Arriving from Toronto, Linda and Christopher had bought their home without ever having stepped inside, something that was happening with more regularity after Nova Scotia declared a state of emergency on March 22, 2020, requiring visitors entering the province to self-isolate for 14 days.
Working from home in Toronto, Christopher, an architect, started to dream about returning to Nova Scotia, where he had lived until he was a teenager. Now, he has a view of the ocean from his new home.
“That blue horizon is very settling for me,” he says, looking out at the rippling waves.
Luckily, the Borgals say the house they had only seen in photos and on Facetime was better in person than they had imagined.
“It’s definitely a COVID thing” says John Duckworth of Duckworth Real Estate, based in Kingsburg, N.S. He says he has been in the real estate business for almost 60 years but had never sold a house sight unseen before the pandemic. “People were kind of forced to consider buying sight unseen because they couldn’t get here” he says.
Ann and Robert Bradt bought their house remotely, but it turned out they had actually been in the house before – when it was a restaurant. In 2010, they visited Nova Scotia and for years afterward toyed with the thought of moving there. When their son started university in Nova Scotia, and the pandemic made visits back and forth difficult, they made the decision to move.
They put their house on the market in Toronto, and their agent connected them with an agent in Nova Scotia who gave them a virtual tour of a beautiful historic home. It turns out it was a restaurant that Ann and Robert (both are retired; Ann was a consultant and Robert worked in technology and software development) had dined in on their many trips to Nova Scotia over the years. “We knew the building, but not as a place to live,” Robert says.
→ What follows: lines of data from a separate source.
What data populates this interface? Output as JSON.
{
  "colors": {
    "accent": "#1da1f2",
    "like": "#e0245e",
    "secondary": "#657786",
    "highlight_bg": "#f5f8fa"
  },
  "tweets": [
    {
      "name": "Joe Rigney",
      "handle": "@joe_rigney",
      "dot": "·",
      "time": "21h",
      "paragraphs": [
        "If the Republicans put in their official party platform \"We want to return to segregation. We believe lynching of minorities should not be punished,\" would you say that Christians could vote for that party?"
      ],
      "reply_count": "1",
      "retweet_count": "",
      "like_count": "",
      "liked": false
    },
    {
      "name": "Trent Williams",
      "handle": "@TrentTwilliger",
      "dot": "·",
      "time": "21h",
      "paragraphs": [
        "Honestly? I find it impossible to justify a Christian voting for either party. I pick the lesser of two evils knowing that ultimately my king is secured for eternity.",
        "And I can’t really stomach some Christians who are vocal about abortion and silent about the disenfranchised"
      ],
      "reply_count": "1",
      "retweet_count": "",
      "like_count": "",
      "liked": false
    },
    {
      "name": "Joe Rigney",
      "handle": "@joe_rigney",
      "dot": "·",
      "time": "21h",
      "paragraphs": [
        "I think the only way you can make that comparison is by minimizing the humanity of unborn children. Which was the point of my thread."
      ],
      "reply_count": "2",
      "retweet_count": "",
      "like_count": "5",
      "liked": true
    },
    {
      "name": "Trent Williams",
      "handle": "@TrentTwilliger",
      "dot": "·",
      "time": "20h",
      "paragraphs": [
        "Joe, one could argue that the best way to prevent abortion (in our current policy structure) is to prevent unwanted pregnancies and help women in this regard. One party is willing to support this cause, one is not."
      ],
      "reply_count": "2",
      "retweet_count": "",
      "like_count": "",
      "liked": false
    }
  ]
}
In Sweden, Lesley Pennington felt a strong urge to be closer to family in Nova Scotia. “I was so used to being able to go see them when I wanted, and then when I couldn’t, it was really, really difficult,” she recalls. Her six-bedroom home atop a hill was the perfect place, with incredible views of the coastline.
She sent her sister to see the house in person and built trust with the real estate agent, who is now her neighbour. “I really felt like I was in very good hands,” she says. While the house she bought was not what she had originally envisioned, when she saw the multi-generational house where she could be with family, she was sold. She saw it for the first time in person at the closing.
Michael Lord and Carol Chen Lord moved 5,000 kilometres from Seattle to Nova Scotia. In October, 2019, Carol came to Nova Scotia with Michael to visit, and they looked at a few houses. She knew the house she wanted to buy, but Michael wasn’t ready to commit yet. It had been on the market for nine years, so Carol knew she had some time to convince him. Carol’s business as an artist was dependent on tourism, and the pandemic was the final push to convince Michael, a producer, musician and photographer, to make the move. The home suits them, with a large studio and art gallery underneath, in a former framing shop. Michael has room for his recoding equipment.